Similarly, Que Bottle, the Bay Area based makers of collapsible, food grade silicone bottle, tested the concept in a secret but global group of founders, before launching their crowdfunding campaign which was swiftly successful.

Of course, one could always develop and distribute a finite number of prototype product or devices and collect feedback but the upfront capital investment may be substantial. Founders with a track record and solid social capital, such as Jo Aggarwal and Ramakant Vempati, who founded Touchkin, a mobile predictive healthcare startup in India, may find the path to raising funding eased somewhat.
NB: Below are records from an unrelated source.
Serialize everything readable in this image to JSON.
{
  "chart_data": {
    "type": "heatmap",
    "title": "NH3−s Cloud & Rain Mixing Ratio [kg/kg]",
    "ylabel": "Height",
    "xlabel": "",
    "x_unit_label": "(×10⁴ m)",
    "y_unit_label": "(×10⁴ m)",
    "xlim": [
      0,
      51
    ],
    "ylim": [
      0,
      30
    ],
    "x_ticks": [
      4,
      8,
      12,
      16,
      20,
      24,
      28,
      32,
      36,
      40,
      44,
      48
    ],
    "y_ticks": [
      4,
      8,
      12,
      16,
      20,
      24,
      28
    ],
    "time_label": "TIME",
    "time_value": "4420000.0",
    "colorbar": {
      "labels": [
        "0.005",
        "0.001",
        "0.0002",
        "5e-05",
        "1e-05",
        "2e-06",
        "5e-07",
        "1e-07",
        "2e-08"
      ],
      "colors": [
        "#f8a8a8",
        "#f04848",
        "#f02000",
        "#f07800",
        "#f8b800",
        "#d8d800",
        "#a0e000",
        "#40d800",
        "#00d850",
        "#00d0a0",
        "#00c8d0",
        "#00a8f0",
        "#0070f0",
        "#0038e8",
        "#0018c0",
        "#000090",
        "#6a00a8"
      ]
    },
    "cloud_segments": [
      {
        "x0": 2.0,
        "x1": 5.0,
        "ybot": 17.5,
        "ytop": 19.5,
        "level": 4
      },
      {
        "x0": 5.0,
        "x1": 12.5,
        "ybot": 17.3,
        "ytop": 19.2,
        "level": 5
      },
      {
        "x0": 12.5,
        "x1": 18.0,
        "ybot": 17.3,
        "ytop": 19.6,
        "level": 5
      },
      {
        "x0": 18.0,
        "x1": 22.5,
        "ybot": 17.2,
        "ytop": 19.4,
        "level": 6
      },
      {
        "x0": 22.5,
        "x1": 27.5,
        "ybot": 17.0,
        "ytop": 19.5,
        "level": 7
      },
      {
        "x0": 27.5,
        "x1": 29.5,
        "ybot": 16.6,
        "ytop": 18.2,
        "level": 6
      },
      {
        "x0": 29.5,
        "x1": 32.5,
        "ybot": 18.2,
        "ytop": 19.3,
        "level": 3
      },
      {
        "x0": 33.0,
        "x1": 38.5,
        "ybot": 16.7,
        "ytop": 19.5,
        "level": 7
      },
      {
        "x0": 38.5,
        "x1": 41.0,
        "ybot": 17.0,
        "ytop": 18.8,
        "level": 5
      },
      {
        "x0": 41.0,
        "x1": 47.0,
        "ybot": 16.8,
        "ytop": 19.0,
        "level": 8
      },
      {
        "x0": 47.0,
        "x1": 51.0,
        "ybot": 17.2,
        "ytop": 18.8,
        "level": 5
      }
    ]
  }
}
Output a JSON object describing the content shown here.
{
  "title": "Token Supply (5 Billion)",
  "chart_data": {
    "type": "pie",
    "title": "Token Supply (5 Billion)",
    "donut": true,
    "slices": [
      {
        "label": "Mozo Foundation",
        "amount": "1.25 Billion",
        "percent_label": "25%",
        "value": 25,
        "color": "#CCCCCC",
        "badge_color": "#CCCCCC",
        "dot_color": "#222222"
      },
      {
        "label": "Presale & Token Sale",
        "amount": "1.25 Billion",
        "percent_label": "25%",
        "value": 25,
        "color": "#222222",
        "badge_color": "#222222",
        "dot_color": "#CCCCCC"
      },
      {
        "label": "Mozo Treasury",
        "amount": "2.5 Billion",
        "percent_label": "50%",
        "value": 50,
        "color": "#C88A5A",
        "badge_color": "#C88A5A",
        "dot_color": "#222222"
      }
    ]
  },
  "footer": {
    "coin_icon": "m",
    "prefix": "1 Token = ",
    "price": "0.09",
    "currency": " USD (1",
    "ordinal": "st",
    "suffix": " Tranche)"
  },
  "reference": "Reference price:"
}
You may have noticed the emerging theme here. To ease the path to success, it helps if one is plugged into the entrepreneurship ecosystem, and both ask for help and share your learnings. While entrepreneurship ecosystems may differ slightly in their cultural origins, the core values of paying it forward and helping one another are notable in both the Silicon Valley and London ecosystems. As the Indian entrepreneurial ecosystem matures, these values are already taking hold and helping strengthen the ecosystem.

Many founders see themselves as outliers or iconoclasts. But in reality, most of us are ordinary with extraordinary dreams. That iconoclast bit is true only for a minuscule number. And even those would benefit from knowing about, joining, and participating in the local founder ecosystem. Many ideas are tossed around in these communities, but only some make it to the MVP stage and even fewer become successful businesses. There is, of course, no better cure for founder loneliness, more on which later in this series, than to see a whole community, who understands you and empathises with your pain and helps you deal with it.

There are two angles to the startup on a shoestring budget. This column focused on building an MVP before going big, the existential aspect of building a startup on a shoestring budget. In a later column we will discuss how founders can keep costs low.